I don’t want to stir up the AI controversy again. While I’m excited to use the new masking and denoise processes, my use of AI has been very limited and will continue to be so.
That said, as a sports photographer, I occasionally have to “hurry” a shot (you snooze, you lose) and as a result it’s less well framed than I’d like. Just this past weekend I got a couple of great images where the framing was not centered or straight, and cropping resulted in a background that looked disorienting/ugly. The options were to discard the shot - or to try to salvage it. I’m just a volunteer and I’m not doing this for a salary, so I feel that a limited amount of effort to rescue a shot is sometimes warranted.
Yes, it’s possible to reconstruct the area just outside the image boundaries with a pixel editor or other paint tool, but it takes several minutes of precise work with multiple tools and is ultimately still not a “real” image. I’ve done this in the past, enough times that I know how much effort it is. But this time I loaded the image into ON1 and used its local model to crop and outpaint the perimeter of the image slightly. It took a minute or two, but was satisfactory and looked very accurate. And it let me move on with my processing (3200 photos last weekend, meaning several days of work). I wasn’t replacing or removing anything in the main part of the image, just restoring the framing as it would have been if I’d had seconds instead of milliseconds to take the shot.
So I ask - is there any possibility that a similar tool will come to dt in the future? It’s not something I’d heavily rely on, but when it is needed, it’s a massive boon. Normally I’d look to GIMP to do this, but the MacOS tools such as G’MIC are still missing in 3.2 and there is no timeline for when they will be ported.
From what I recall (without checking it out: it’s bed time!) from said controversy and the resultant guidelines and guardrails, generative is somewhat out of the question at this time.
Generative object replacement (not allowed): filling removed areas with newly generated content that is not derived from existing image regions is not permitted.
Example: removing a person and synthesizing a plausible background (e.g., generating new buildings, textures, or scenery not visible in the original frame).
Object insertion: adding new elements not present at capture time.
Example: adding animals, people, or artificial objects.
Scene modification: replacing or significantly altering parts of the image.
Example: changing the sky, altering backgrounds, or modifying landscapes.
Generative transformations: stylistic or structural changes that reinterpret the image.
Example: converting a photograph into a painting-like result or changing seasons.
Well actually with Stable Diffusion XL (and Krita AI Diffusion, e.g.) there is a way to generate a part of the image based on a different part of the same image - you just have to use/create a so called control layer.
But I think integrating something like this into darktable would be kind of “bloat”. If you have such a use case, do it in Krita/Stable Diffusion (yes, it’s one click more to start Krita and open the image in it, so what).
Or would there be a point in creating a “generative” AI plugin/module for darktable (which connects to Stable Diffusion etc)?
That is a shame, possibly one tool is some form of seam-carving aka liquid-rescale.

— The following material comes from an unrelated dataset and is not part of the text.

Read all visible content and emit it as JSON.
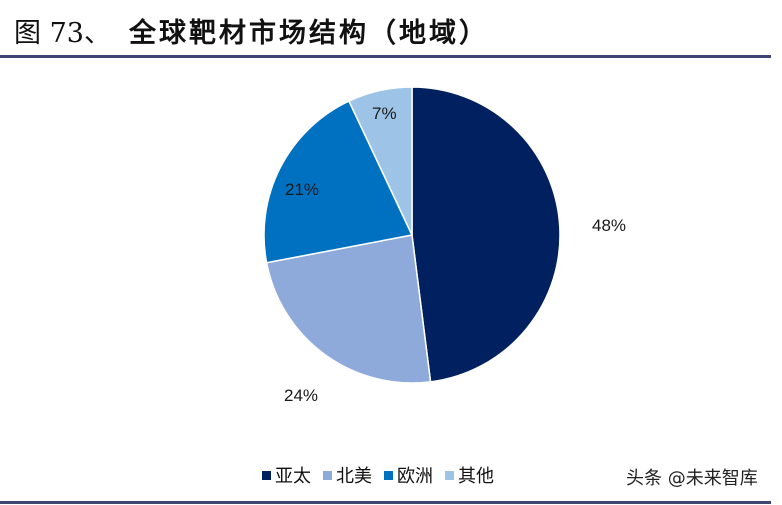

There are on-line versions but nothing I can see that uses a “keep” mask. For the future this in Gimp / gmic plugin.
The example is nice and justifies this kind of manipulation of an image. It is unlikely that any developer would want to include this integration in Darktable with the current sentiments being expressed about AI. Luckily other FOSS programs are available for this sort of work as you have demonstrated. Thanks for the link.
I don’t really think it does. The manipulation is so strong that I don’t even see the point…I mean I thought the point of photography was to show something off that you created, not half-a**sed and got a machine to do the rest.
Edit: and yes, I’m aware that we still use machines for editing. But that’s more like the last finishing touches, not trying to transform a reject photo into a winner.
I want to stress: this is within the darktable ai rules, I only used the left part of the image as the base for inpainting the white area. Are you familiar with the exact steps how to do such a fix? This is kind of like blowing up images with ai, i mean its that level.